Wobei der Gentechniker natürlich potenziell im Vorteil ist, denn er kann mit den körperlichen Intensitäten arbeiten, er kann potentiell die Wahrnehmung verändern, durch Eingriffe in den Körper unsere Wahrnehmung verändern. Das kann der Künstler natürlich nur von außen, er kann ja mit seinen Kunstobjekten nur die Wahrnehmung des Beobachters oder des Publikums verändern.

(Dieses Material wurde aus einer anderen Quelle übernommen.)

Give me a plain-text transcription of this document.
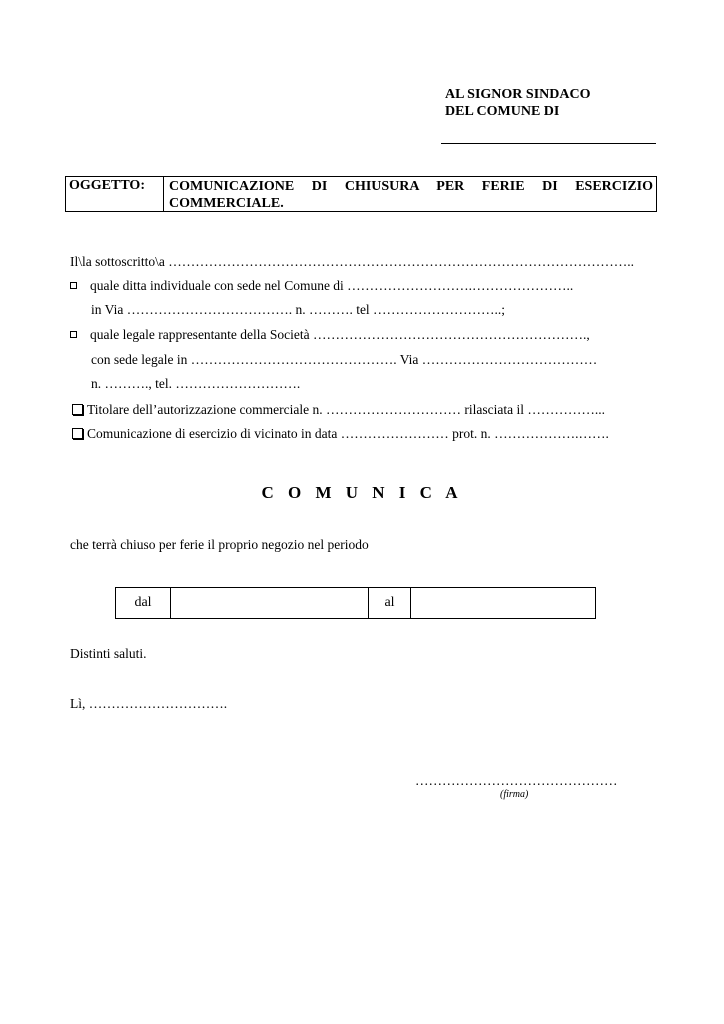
AL SIGNOR SINDACO
DEL COMUNE DI
OGGETTO:	COMUNICAZIONE DI CHIUSURA PER FERIE DI ESERCIZIO COMMERCIALE.
Il\la sottoscritto\a …………………………………………………………………………………………..
quale ditta individuale con sede nel Comune di ……………………….…………………..
in Via ………………………………. n. ………. tel ………………………..;
quale legale rappresentante della Società …………………………………………………….,
con sede legale in ………………………………………. Via …………………………………
n. ………., tel. ……………………….
Titolare dell’autorizzazione commerciale n. ………………………… rilasciata il ……………...
Comunicazione di esercizio di vicinato in data …………………… prot. n. ……………….…….
C O M U N I C A
che terrà chiuso per ferie il proprio negozio nel periodo
dal	al
Distinti saluti.
Lì, ………………………….
………………………………………
(firma)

Na ja, aber auch Künstler wie Carsten Höller, Georg Winter oder Fabrice Hybert haben bestimmte medizinische Indikationen verwendet, um die Wahrnehmung zu verändern, z.B. Sauerstoffinhalation, halluzinogene Pilze oder euphrasia officinalis. Das ist ja alles in den 90er Jahren von den Künstlern durchexerziert worden. Das war im Prinzip so eine Art künstlerische Wahrnehmungserweiterung durch medizinische Indikation. Aber ich würde sagen, das Erkenntnisziel ist ein ganz anderes in der Kunst und in der Gentechnologie.

 

Das Gespräch wurde am 19.9.2003 in Stuttgart-Birkach aufgezeichnet.